France : l’Église de la honte

Le clergé catholique français a constamment abusé des enfants et d’autres personnes en situation de vulnérabilité au cours des 70 dernières années, selon les conclusions d’un rapport consacré à ce sujet d’envergure mondiale.

C’est l’histoire d’un lieu de refuge transformé en un cauchemar pour de vulnérables âmes. L’Église catholique française est au cœur d’un scandale d’une ampleur inédite, à travers la révélation des multiples cas d’abus sexuel perpétrés par ses membres en toute impunité.

Selon le rapport Sauvé, du nom du président de la Commission indépendante sur les abus sexuels dans l’Église (CIASE), le clergé de France s’est rendu coupable d’actes de pédophilie sur 216 000 enfants, pour la plupart des garçons âgés de 10 à 13 ans. Ce chiffre monte à 330 000 si l’on inclut les auteurs intervenant dans l’église en tant que personnes laïques.

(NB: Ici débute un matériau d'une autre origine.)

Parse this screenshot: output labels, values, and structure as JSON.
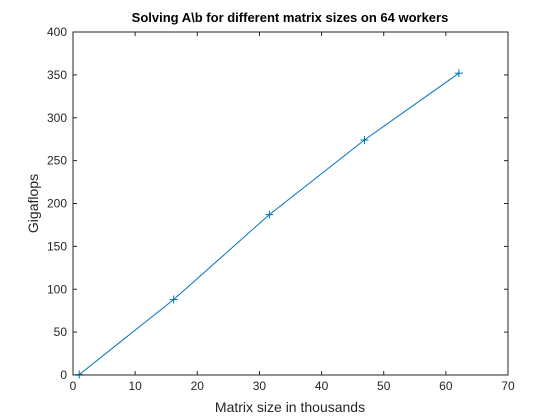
{
  "chart_data": {
    "type": "line",
    "title": "Solving A\\b for different matrix sizes on 64 workers",
    "xlabel": "Matrix size in thousands",
    "ylabel": "Gigaflops",
    "xlim": [
      0,
      70
    ],
    "ylim": [
      0,
      400
    ],
    "xticks": [
      0,
      10,
      20,
      30,
      40,
      50,
      60,
      70
    ],
    "yticks": [
      0,
      50,
      100,
      150,
      200,
      250,
      300,
      350,
      400
    ],
    "grid": false,
    "marker": "+",
    "series": [
      {
        "x": [
          1,
          16.2,
          31.6,
          46.9,
          62.1
        ],
        "y": [
          0.5,
          88,
          187,
          274,
          352
        ],
        "color": "#0072bd"
      }
    ]
  }
}
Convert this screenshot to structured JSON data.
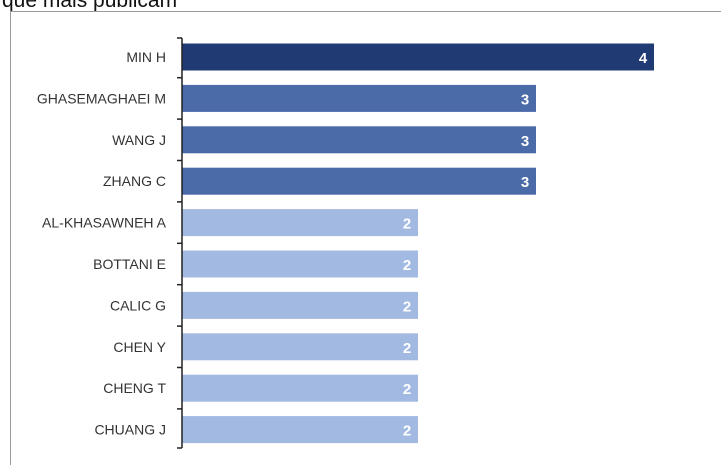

Les bourreaux dont des hommes en grande partie, sont quant à eux évalués à 3 200 avec une intensification des actes entre 1950 et 1970. Mais cela a connu une résurgence au début des années 1990, selon la CIASE qui précise que ces chiffres relèvent d’une estimation minimale.

Silence coupable

C’est dire l’ampleur de cette horreur qui aura duré plusieurs décennies sous le regard coupable des responsables de l’Église. Jean-Marc Sauvé a notamment indiqué au moment de dévoiler les conclusions de son rapport mardi 5 octobre que le premier réflexe du clergé a été de jeter un voile pudique sur ce phénomène en regardant les auteurs continuer dans leur sale besogne. Cette indifférence préjudiciable aux victimes s’est poursuivie jusqu’à l’entame des années 2000, ajoute la CIASE créée fin 2018 pour faire la lumière sur ces cas d’abus sexuel au sein de l’Église qui éclaboussent nombre de clergés à travers le monde.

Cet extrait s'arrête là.